[libvirt-jenkins-ci PATCH v2 5/6] guests: Introduce the new 'gitlab' flavor

Andrea Bolognani abologna at redhat.com
Wed Apr 8 13:21:00 UTC 2020


On Wed, 2020-04-08 at 12:28 +0200, Erik Skultety wrote:
> On Wed, Apr 08, 2020 at 12:05:11PM +0200, Andrea Bolognani wrote:
> > You didn't answer in the other thread, so I'll ask again here: is the
> > idea that we're going to use only the FreeBSD runners to supplement
> > the shared runners for the existing unit tests, and all Linux runners
> > are only going to be used for integration tests later on, hence why
> > we need to use the shell executor rather than the docker executor?
> 
> Why not both? We can always extend the capacity with VM builders, although it's
> true that functional tests was what I had in mind originally (+the FreeBSD
> exception like you already mentioned). Either way, I don't understand why we
> should force usage of the docker executor for the VMs which we can use for
> builds.  The way I'm looking at the setup is: container setup vs VM setup, with
> both being consistent in their own respective category, IOW, why should the
> setup of the VM in terms of the gitlab-runner be different when running
> functional tests vs builds? So, I'd like to stay with the shell executor on VMs
> in all cases and not fragment the setup even further.

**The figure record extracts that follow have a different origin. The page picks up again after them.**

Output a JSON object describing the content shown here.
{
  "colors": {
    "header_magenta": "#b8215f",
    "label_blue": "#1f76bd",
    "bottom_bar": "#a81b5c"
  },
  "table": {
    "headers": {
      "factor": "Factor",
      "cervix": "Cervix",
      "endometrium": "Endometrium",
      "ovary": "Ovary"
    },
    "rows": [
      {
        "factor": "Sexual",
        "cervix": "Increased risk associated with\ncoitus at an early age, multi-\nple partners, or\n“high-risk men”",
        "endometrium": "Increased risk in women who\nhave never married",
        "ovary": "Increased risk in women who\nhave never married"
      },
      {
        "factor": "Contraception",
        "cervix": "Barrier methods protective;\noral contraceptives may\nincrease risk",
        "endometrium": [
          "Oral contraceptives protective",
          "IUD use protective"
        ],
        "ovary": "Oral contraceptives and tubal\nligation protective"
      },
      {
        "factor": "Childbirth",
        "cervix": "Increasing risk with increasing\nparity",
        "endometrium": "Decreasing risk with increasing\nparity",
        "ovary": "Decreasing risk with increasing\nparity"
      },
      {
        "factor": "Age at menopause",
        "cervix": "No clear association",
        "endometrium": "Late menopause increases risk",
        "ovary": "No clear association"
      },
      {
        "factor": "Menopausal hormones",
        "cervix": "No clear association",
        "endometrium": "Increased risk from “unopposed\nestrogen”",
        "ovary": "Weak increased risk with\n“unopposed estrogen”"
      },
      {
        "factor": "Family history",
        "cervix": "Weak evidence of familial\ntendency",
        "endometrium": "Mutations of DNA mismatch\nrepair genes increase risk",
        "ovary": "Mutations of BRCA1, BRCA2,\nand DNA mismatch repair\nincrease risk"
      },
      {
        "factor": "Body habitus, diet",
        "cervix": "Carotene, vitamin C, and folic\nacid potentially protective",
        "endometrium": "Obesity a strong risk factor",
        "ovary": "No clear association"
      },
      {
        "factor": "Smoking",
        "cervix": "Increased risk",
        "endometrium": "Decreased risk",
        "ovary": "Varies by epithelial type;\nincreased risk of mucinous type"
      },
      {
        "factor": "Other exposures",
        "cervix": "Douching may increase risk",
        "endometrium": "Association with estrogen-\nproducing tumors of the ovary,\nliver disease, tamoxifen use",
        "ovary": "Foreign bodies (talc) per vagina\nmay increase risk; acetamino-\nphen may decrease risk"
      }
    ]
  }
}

Because all the builds that currently exist are defined in terms of
containers, so when you have something like

  x86-fedora-31:
    script:
      ...
    image: quay.io/libvirt/buildenv-libvirt-fedora-31:latest

you cannot just run the same job on a worker that is configured to
use the shell executor.

I guess you could drop the image element and replace it with

  tags:
    - fedora-31

but then you'd either have to duplicate the job definition, or to
only have the new one which then would not work for forks and merge
requests, so that makes it less interesting.

> Furthermore, with the OpenShift infra we got, I see very little to no value in
> using the VMs to extend our build capacity.

I don't understand what you're trying to say here at all, sorry.